[HN Gopher] Kubernetes' dirty endpoint secret and Ingress
___________________________________________________________________
Kubernetes' dirty endpoint secret and Ingress
Author : richardfey
Score : 72 points
Date : 2022-03-22 20:34 UTC (2 hours ago)
(HTM) web link (philpearl.github.io)
(TXT) w3m dump (philpearl.github.io)
| motoboi wrote:
| There is a bug in GKE causing 502 when using CNI network.
|
| The big is triggered by port names in ingresses. Use port numbers
| and you should be good to go.
| TurningCanadian wrote:
| Check out
|
| https://kubernetes.github.io/ingress-nginx/user-guide/nginx-...
|
| if you're running nginx. Consider setting it to true instead of
| the default (false)
|
| ---
|
| By default the NGINX ingress controller uses a list of all
| endpoints (Pod IP/port) in the NGINX upstream configuration.
|
| The nginx.ingress.kubernetes.io/service-upstream annotation
| disables that behavior and instead uses a single upstream in
| NGINX, the service's Cluster IP and port.
|
| This can be desirable for things like zero-downtime deployments .
| nhoughto wrote:
| ah good tip, I don't care about session affinity or custom
| balancing algos so that works. I'd imagine running in GKE or
| AWS you would also avoid the DNAT / conntrack overhead as pods
| by default use a routable VPC IP instead of a magic CNI IP.

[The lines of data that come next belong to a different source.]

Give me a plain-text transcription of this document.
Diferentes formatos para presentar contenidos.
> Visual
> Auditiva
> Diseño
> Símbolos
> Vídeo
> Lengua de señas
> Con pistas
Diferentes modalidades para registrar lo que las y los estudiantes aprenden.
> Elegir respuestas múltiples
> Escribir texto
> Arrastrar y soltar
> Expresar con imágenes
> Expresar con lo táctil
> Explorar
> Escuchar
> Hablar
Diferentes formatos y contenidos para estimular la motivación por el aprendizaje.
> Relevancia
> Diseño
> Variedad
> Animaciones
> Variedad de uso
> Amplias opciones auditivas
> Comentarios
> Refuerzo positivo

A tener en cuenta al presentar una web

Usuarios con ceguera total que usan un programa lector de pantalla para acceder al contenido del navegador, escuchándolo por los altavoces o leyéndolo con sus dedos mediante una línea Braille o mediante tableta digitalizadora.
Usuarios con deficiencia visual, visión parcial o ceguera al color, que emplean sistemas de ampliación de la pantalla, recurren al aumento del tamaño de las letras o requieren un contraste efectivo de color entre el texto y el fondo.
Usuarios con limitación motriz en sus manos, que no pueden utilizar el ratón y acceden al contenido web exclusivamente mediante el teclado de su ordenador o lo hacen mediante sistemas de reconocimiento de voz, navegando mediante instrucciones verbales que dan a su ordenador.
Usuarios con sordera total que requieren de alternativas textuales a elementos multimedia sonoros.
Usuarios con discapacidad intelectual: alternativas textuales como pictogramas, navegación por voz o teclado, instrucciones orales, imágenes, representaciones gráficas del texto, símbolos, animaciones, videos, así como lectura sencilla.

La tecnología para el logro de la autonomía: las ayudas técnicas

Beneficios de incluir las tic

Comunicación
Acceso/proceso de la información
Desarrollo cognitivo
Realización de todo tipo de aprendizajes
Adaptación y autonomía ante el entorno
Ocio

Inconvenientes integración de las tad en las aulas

| Would have to test that though.
|
| Quote from related issue:
|
| The NGINX ingress controller does not uses Services to route
| traffic to the pods. Instead it uses the Endpoints API in order
| to bypass kube-proxy to allow NGINX features like session
| affinity and custom load balancing algorithms. It also removes
| some overhead, such as conntrack entries for iptables DNAT.
| AaronBBrown wrote:
| This is a design flaw in Kubernetes. The article doesn't really
| explain what's happening though. The real problem is that there
| is no synchronization between the ingress controller (which
| manages the ingress software configuration, e.g. nginx from the
| Endpoints resources), kube-proxy (which manages iptables rules
| from the Endpoints resource), and kubelet (which sends the
| signals to the container). A presStop hook w/ a sleep equivalent
| to an acceptable timeout will handle the 99%+ cases (and the
| cases it doesn't will have exceeded your timeout anyhow). Things
| become more complicated when there are sidecar containers (say an
| envoy or nginx routing to another container in the same pod) and
| that often requires shenanigans such as shared emptyDir{} volumes
| that waits (with fsnotify or similar) for socket files to be
| closed to ensure requests are fully completed.
| kodah wrote:
| I mean, technically, you can recreate this scenario on a single
| host as well. Send a sigterm to an application and try to swap
| in another instance of it.
|
| System fundamentals are at the heart of that problem: SIGTERM
| is just what it is, it's a signal and an application can choose
| to acknowledge it and do something or catch it and ignore it.
| The system also has no way of knowing what the application
| chose to do.
|
| All that to say, I'm not sure it's as much of a _flaw_ in
| Kubernetes as much as it 's the way systems work and Kubernetes
| is reflecting that.
| lolc wrote:
| In my view it is a clear flaw that the signal to terminate
| can arrive while the server is still getting new requests.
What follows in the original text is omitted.